Lots of you may be suffering from post-iPhone 5-launch-related blues, but thankfully there's been plenty of reaction on ITProPortal today to offset the sadness. We begin with news that Orange and T-Mobile have opened their iPhone 5 registration pages, though customers are being encouraged to switch to EE as quickly as possible. Three will definitely stock the handset, while Tesco Mobile, Virgin Mobile and Talkmobile have neither confirmed nor denied anything so far.
Everyone's got their take on Apple's big launch last night, and unsurprisingly, opinions are arriving at both ends of the scale. So you can get a balanced view on things, we've had a look at the most interesting interpretations of the iPhone 5, from those inside and outside the tech world – including our readers. Follow the link to see what the consensus is post-launch, pre-release.

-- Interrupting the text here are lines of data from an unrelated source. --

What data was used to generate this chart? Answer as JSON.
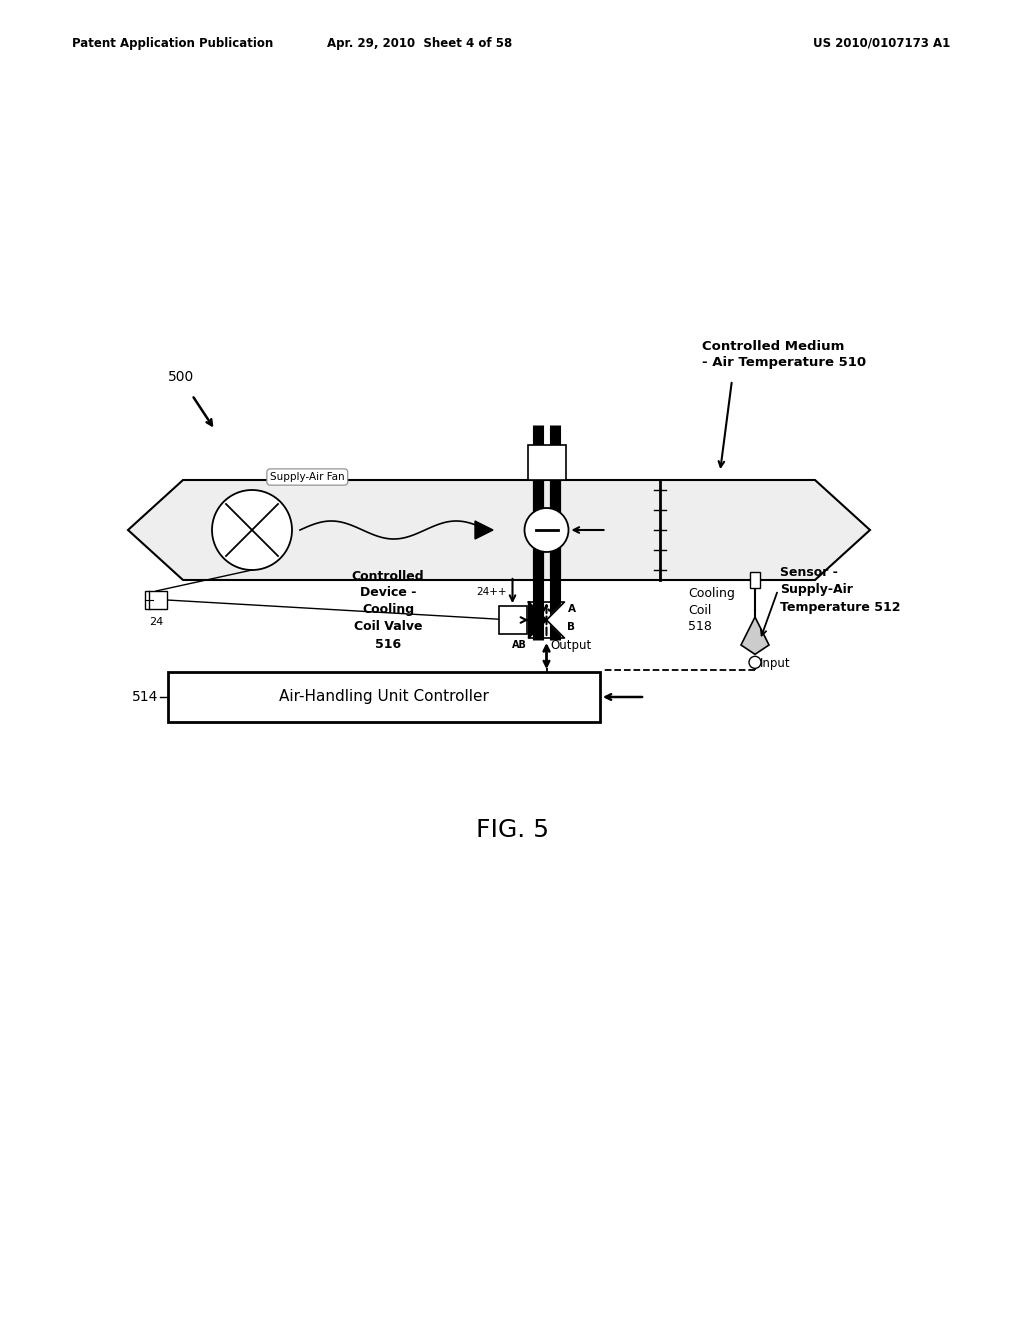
{
  "bg_color": "#ffffff",
  "header_left": "Patent Application Publication",
  "header_center": "Apr. 29, 2010  Sheet 4 of 58",
  "header_right": "US 2010/0107173 A1",
  "fig_label": "FIG. 5",
  "label_500": "500",
  "label_514": "514",
  "label_24": "24",
  "label_510": "Controlled Medium\n- Air Temperature 510",
  "label_512": "Sensor -\nSupply-Air\nTemperature 512",
  "label_516": "Controlled\nDevice -\nCooling\nCoil Valve\n516",
  "label_518": "Cooling\nCoil\n518",
  "label_fan": "Supply-Air Fan",
  "label_controller": "Air-Handling Unit Controller",
  "label_output": "Output",
  "label_input": "Input",
  "label_24plus": "24++"
}
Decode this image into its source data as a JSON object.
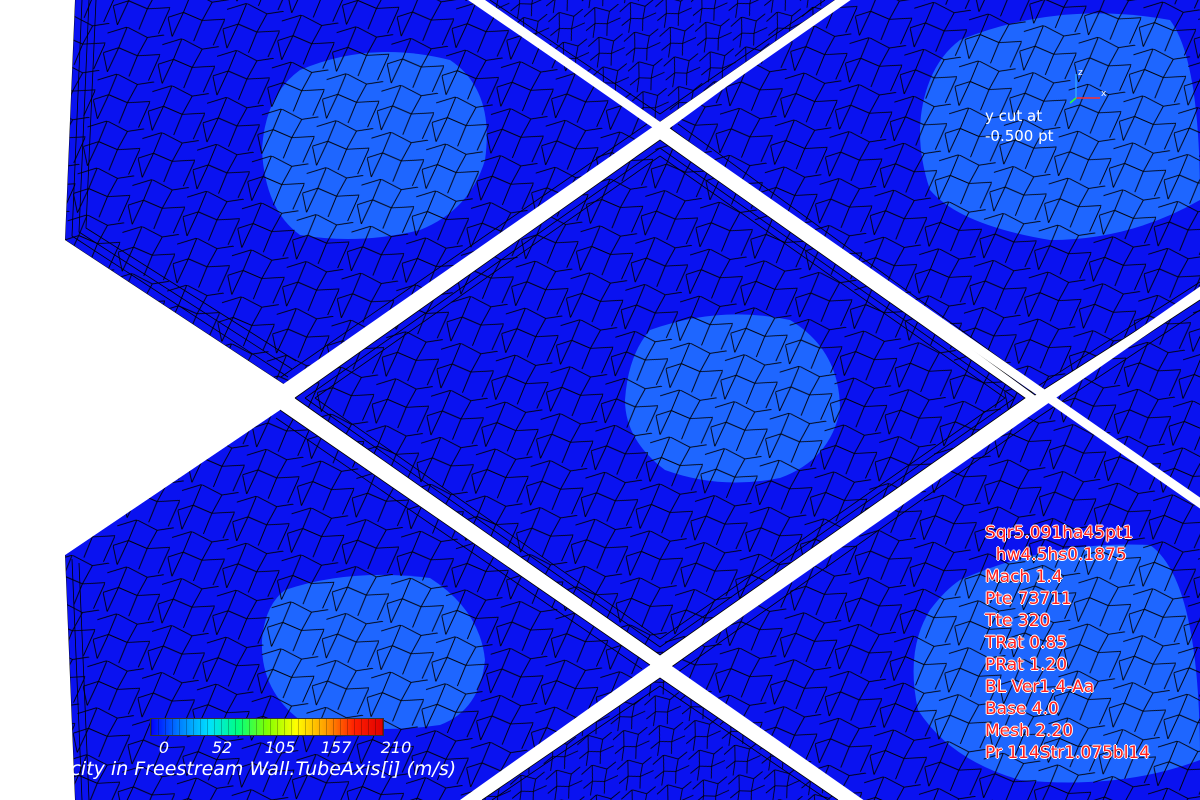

From the impartial, to the, well, partial. James Laird describes the iPhone 5 as "a case study in mediocrity and Apple's rotten ethos," after an "underwhelming" launch night in California. James questions Tim Cook's ability to fill the sizeable shoes of Steve Jobs, wonders if the phone could have had that extra wow-factor, and suggests the future for Apple as a whole may not quite be as rosy as it was one year ago. No doubt many of you will have something to say about this, so go and investigate James' logic and feel free to air opinions in the comments section.
There is a world outside Apple, and today we learned that Nintendo's Wii U will become available for purchase in the UK on 30 November. The console will come in two separate editions: the white, 8GB basic and the black, 32GB premium. In terms of pricing, Amazon initially cited £199.99 as the price of the basic edition before removing the page, Gamestation has tweeted £210 and £250 for the basic and premium respectively, and other retailers are yet to confirm theirs. Stay locked into ITPP for anything official as it breaks.
Elsewhere, Surrey County Council has struck a deal with BT worth £33 million. As a result, by the end of 2014 the entire county will have access to superfast broadband, which could perform at almost 9 times the speed of the national average connection. The deal is unrivalled and could boost Surrey's economy by a staggering £28 million per annum.